Per i protagonisti delle lotte ecologiche e solidali contemporanee l’azione individuale, dei piccoli gruppi e delle reti che costruiscono, hanno un valore e il cambiamento comincia già da oggi. Nei tempi di rapide trasformazioni la gente comune diventa soggetto e le scelte individuali contano (Eduard Pestel, Oltre i limiti dello sviluppo).
Mutare abitudini e stili di vita è sempre di più preliminare per la difesa del territorio e per creare con altri pratiche virtuose alternative, ma queste modalità sono poco riconoscibili da schemi concettuali che danno valore politico soltanto a soggettività e a forme di lotta codificate dalla politica tradizionale, conservatrice o riformista-rivoluzionaria, che con grande fatica si è aperta perfino al ruolo più che evidente dei nuovi mezzi di comunicazione. Sono le "trasformazioni silenziose" studiate dal sinologo Francois Jullien, cambiamenti lenti e regolari che mutano la realtà ma che gli occidentali non riescono a percepire.
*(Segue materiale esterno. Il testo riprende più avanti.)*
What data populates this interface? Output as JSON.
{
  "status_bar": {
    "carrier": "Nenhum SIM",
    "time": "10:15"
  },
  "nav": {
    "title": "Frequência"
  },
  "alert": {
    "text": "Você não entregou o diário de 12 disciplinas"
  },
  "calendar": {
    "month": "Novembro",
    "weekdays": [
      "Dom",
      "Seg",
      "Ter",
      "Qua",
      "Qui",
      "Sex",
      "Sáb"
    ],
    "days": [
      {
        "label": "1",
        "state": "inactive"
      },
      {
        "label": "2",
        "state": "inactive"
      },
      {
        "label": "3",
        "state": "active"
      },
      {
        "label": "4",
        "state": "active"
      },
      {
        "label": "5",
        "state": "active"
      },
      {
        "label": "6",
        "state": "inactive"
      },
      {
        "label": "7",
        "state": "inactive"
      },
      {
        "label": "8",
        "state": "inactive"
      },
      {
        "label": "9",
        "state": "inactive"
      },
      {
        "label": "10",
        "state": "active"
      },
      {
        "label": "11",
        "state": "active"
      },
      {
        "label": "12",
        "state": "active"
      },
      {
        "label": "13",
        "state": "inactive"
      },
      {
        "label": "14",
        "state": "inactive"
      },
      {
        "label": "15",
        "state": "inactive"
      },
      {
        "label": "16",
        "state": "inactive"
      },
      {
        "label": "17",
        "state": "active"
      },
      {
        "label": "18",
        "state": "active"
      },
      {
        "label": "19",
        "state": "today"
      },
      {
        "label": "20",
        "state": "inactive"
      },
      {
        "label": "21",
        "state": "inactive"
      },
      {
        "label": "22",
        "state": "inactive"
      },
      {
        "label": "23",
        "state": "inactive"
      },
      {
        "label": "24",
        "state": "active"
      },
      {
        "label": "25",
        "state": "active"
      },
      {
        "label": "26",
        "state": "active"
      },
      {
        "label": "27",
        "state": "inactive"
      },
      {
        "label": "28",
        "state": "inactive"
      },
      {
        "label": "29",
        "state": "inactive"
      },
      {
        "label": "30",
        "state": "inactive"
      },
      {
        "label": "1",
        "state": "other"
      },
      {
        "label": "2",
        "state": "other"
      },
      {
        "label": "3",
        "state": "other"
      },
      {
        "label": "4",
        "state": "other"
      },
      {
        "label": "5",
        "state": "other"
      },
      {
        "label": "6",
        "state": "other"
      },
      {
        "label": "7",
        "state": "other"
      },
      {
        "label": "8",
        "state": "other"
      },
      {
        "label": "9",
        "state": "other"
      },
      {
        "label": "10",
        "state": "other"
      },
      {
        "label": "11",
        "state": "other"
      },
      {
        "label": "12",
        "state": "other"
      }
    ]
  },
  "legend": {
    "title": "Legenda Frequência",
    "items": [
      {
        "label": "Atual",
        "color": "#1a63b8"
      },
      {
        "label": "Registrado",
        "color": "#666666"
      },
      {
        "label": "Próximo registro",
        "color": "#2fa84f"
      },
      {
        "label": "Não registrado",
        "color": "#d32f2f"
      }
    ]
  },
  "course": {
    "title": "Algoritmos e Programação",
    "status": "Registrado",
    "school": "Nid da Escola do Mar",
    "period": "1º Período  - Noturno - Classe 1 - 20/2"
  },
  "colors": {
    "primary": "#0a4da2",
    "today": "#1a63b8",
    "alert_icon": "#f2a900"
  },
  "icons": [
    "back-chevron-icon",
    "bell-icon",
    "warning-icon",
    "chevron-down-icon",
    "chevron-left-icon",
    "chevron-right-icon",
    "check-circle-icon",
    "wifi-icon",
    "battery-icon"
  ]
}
I movimenti e le rivoluzioni non nascono come i funghi. Il cambiamento nella vita personale apre la mente e dona una forza che alimenta chi nel mondo tenta di incarnare intuizioni, idee nuove e saperi antichi, depotenziando la società che si contesta, spostando le energie dal"“contro" al "per". Non è la coerenza chiesta al militante o al discepolo. E’ voglia di sperimentare, di vivere quel che si intuisce senza aspettare il crollo del sistema o la vittoria elettorale di una sinistra immaginaria. C’è la spinta a fare qualcosa da subito. Non si chiede, si fa. Pratiche diverse diventano lievito per la società civile, creano forme più adeguate ai tempi e soluzioni per i problemi esplosi in ogni campo dell’agire umano.
Vengono sperimentate da pionieri in un contesto che può essere personale, locale e planetario. Si ricostruiscono valori, si definisce una nuova cultura. Il cambiamento culturale precede sempre i grandi cambiamenti storici. Anche per lo psicologo junghiano Ernst Bernhardt nelle epoche di transizione il singolo anticipa lo sviluppo generale. Descrive il cambiamento personale secondo due modalità, a stella marina e a valanga. I gesti quotidiani costruiscono il rivoltarsi della stella marina, movimento dopo movimento, la valanga precipita improvvisa. Ma la prima modalità è nelle possibilità di ognuno di noi. Sono «movimenti non appariscenti, le piccole cose che abbiamo ancora in mano e che possiamo padroneggiare ». Così per il cambiamento sociale. Il cittadino ecologico assume la responsabilità civica verso l’ambiente (Andrew Dobson, Citinzenship and the Environment) e decide di vivere una vita sobria e solidale.